Gaber non fu solo il cantore di una borghesia incapace di vero impegno politico e civile, fu anche il poeta dei suoi sentimenti migliori, capace di cantare l’amore in epoche in cui il femministico politicamente corretto voleva si parlasse di orgasmo. Si facevano i seminari (sì, si faceva anche quello) sull’orgasmo. E lui recitava che chi, nel mentre lei è già pronta, chi non è rimasto con le scarpre che non si slacciano ed i jeans incastrati nelle scarpe, chi non si è mai trovato in quella condizione, non sa nulla dell’amore.
Un poeta non lascia testamenti, non ci sono componimenti ultimi e riassuntivi. Un poeta è la sua opera, nell’insieme. Semmai c’è da dire che Gaber, già assediato dalla malattia, non ha voluto farci mancare una riflessione a personale consuntivo: “La mia generazione ha perso”. Ed anche questa volta ha cantato di noi e con noi. Solo che, ripeto, si tratta di un consuntivo e non di un testamento, perché quel sentimento duro e pesante, pur realistico e disincantato, trovava maggior terreno nell’animo di un uomo che vedeva terminare la sua giornata, accostava le persiane e regalava i propri sentimenti. Ma quell’uomo, che ora riflette nella penombra, è lo stesso che cantò: libertà è partecipazione.
Se ne è andato senza cantare (salvo inediti) la propria malattia, aveva già cantato il dovere di mentire all’amico malato, aveva già cantato l’umanità dolente degli ospedali, il senso di colpa di chi se ne va guarito, mentre altri rimangono in una corsia dove si mangia, si ride, e poco più in la un uomo muore. Sarebbe impossibile leggere la sua opera senza partire dal suo pudore.

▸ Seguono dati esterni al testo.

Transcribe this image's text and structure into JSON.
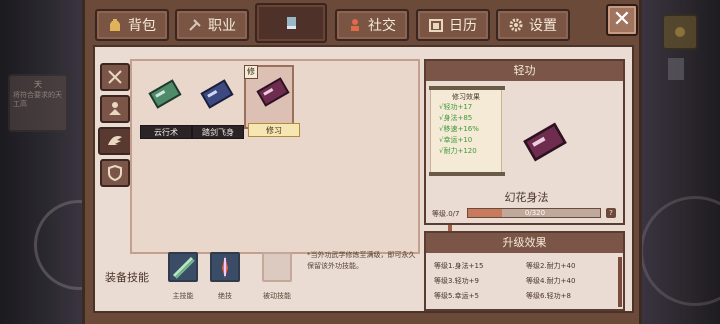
{
  "tabs": [
    {
      "label": "背包",
      "icon": "bag-icon"
    },
    {
      "label": "职业",
      "icon": "pick-icon"
    },
    {
      "label": "",
      "icon": "book-icon"
    },
    {
      "label": "社交",
      "icon": "person-icon"
    },
    {
      "label": "日历",
      "icon": "calendar-icon"
    },
    {
      "label": "设置",
      "icon": "gear-icon"
    }
  ],
  "colors": {
    "accent": "#7b5548",
    "frame": "#6b4a3a",
    "panel": "#eadcd3",
    "green_text": "#3f9a3a"
  },
  "background_panel": {
    "title": "天",
    "text": "将符合要求的天工高"
  },
  "skills": [
    {
      "name": "云行术",
      "color": "#4f8a6a"
    },
    {
      "name": "踏剑飞身",
      "color": "#3d4a82"
    },
    {
      "name": "修习",
      "color": "#6e2c4e",
      "tag": "修"
    }
  ],
  "equip": {
    "label": "装备技能",
    "slots": [
      {
        "label": "主技能"
      },
      {
        "label": "绝技"
      },
      {
        "label": "被动技能"
      }
    ],
    "note": "*当外功武学修炼至满级，即可永久保留该外功技能。"
  },
  "detail": {
    "title": "轻功",
    "effects_title": "修习效果",
    "effects": [
      "√轻功+17",
      "√身法+85",
      "√移速+16%",
      "√幸运+10",
      "√耐力+120"
    ],
    "skill_name": "幻花身法",
    "level_label": "等级.0/7",
    "progress_text": "0/320",
    "progress": 0.26,
    "level_button": "?"
  },
  "upgrade": {
    "title": "升级效果",
    "rows": [
      "等级1.身法+15",
      "等级2.耐力+40",
      "等级3.轻功+9",
      "等级4.耐力+40",
      "等级5.幸运+5",
      "等级6.轻功+8"
    ]
  },
  "close_label": "✕"
}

Voglio aggiungere che mi colpì e mi commosse la sua ultima apparizione televisiva. Da molti anni Gaber non frequentava più la televisione, preferendo i teatri ed il pubblico che ascolta per la prima volta un testo. L’ultimo spettacolo già appariva affaticato, con una gamba che lo tradiva. Accettò di partecipare alla trasmissione di Adriano Celentano. L’antico compagno, con il quale aveva rotto bruscamente, gli aveva proposto di ripartire da dove avevano chiuso. Così misero su una scenetta significativa: parlavano della conzone rubata: Celentano ammetteva il furto, mentre Gaber minimizzava il danno. Con leggerezza, con ironia. Perché altre son le cose delle quali vale la pena occuparsi. Accadde che, nella serata di Celentano, fu Gaber a cantare che avrebbe voluto veder spronfondare la chiesa “con tutti i papi ed i giubilei”.
Nella galleria dei grandi borgesi Gaber merita sia affisso il suo ritratto. Sempre ricordando che si tratta di una galleria cui non si è stati capaci di trovare uno sbocco.